Note: For a real and more sophisticated example of eacc usage check out.

Crocs is capable of reading a regex string then generating possible matches for the inputed regex.

https://github.com/iogf/crocs

Basic Example

The code below specifies a lexer and a parsing approach for a simple expression calculator. When one of the mathematical operations +, -, * or / is executed then the result is a number

Based on such a simple assertion it is possible to implement our calculator.

from eacc.eacc import Rule, Grammar, Eacc
from eacc.lexer import Lexer, LexTok, XSpec
from eacc.token import Plus, Minus, LP, RP, Mul, Div, Num, Blank, Sof, Eof

class CalcTokens(XSpec):
    # Used to extract the tokens.
    t_plus   = LexTok(r'\+', Plus)
    t_minus  = LexTok(r'\-', Minus)

    t_lparen = LexTok(r'\(', LP)
    t_rparen = LexTok(r'\)', RP)
    t_mul    = LexTok(r'\*', Mul)
    t_div    = LexTok(r'\/', Div)

    t_num    = LexTok(r'[0-9]+', Num, float)
    t_blank  = LexTok(r' +', Blank, discard=True)
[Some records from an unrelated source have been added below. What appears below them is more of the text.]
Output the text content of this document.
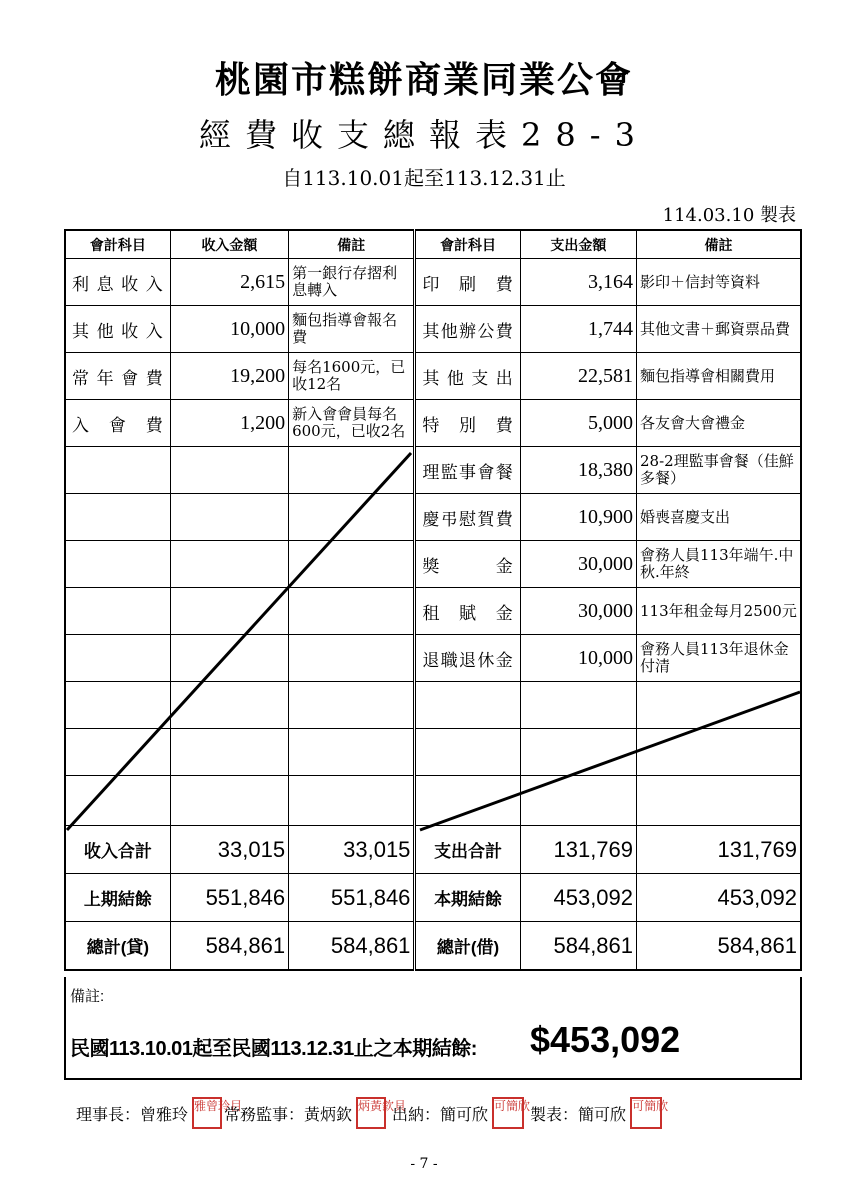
桃園市糕餅商業同業公會
經費收支總報表28-3
自113.10.01起至113.12.31止
114.03.10 製表
會計科目	收入金額	備註	會計科目	支出金額	備註
利息收入	2,615	第一銀行存摺利息轉入	印刷費	3,164	影印＋信封等資料
其他收入	10,000	麵包指導會報名費	其他辦公費	1,744	其他文書＋郵資票品費
常年會費	19,200	每名1600元，已收12名	其他支出	22,581	麵包指導會相關費用
入會費	1,200	新入會會員每名600元，已收2名	特別費	5,000	各友會大會禮金
			理監事會餐	18,380	28-2理監事會餐（佳鮮多餐）
			慶弔慰賀費	10,900	婚喪喜慶支出
			獎金	30,000	會務人員113年端午.中秋.年終
			租賦金	30,000	113年租金每月2500元
			退職退休金	10,000	會務人員113年退休金付清

收入合計	33,015	33,015	支出合計	131,769	131,769
上期結餘	551,846	551,846	本期結餘	453,092	453,092
總計(貸)	584,861	584,861	總計(借)	584,861	584,861
備註:
民國113.10.01起至民國113.12.31止之本期結餘: $453,092
理事長：曾雅玲 雅曾玲目
常務監事：黃炳欽 炳黃欽貝
出納：簡可欣 可簡欣 製表：簡可欣 可簡欣
- 7 -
    root = [t_plus, t_minus, t_lparen, t_num, 
    t_blank, t_rparen, t_mul, t_div]

class CalcGrammar(Grammar):
    # The token patterns when matched them become
    # ParseTree objects which have a type.
    r_paren = Rule(LP, Num, RP, type=Num)
    r_div   = Rule(Num, Div, Num, type=Num)
    r_mul   = Rule(Num, Mul, Num, type=Num)
    o_div   = Rule(Div)
    o_mul   = Rule(Mul)

    r_plus  = Rule(Num, Plus, Num, type=Num, up=(o_mul, o_div))
    r_minus = Rule(Num, Minus, Num, type=Num, up=(o_mul, o_div))

    # The final structure that is consumed. Once it is
    # consumed then the process stops.
    r_done  = Rule(Sof, Num, Eof)

    root = [r_paren, r_plus, r_minus, r_mul, r_div, r_done]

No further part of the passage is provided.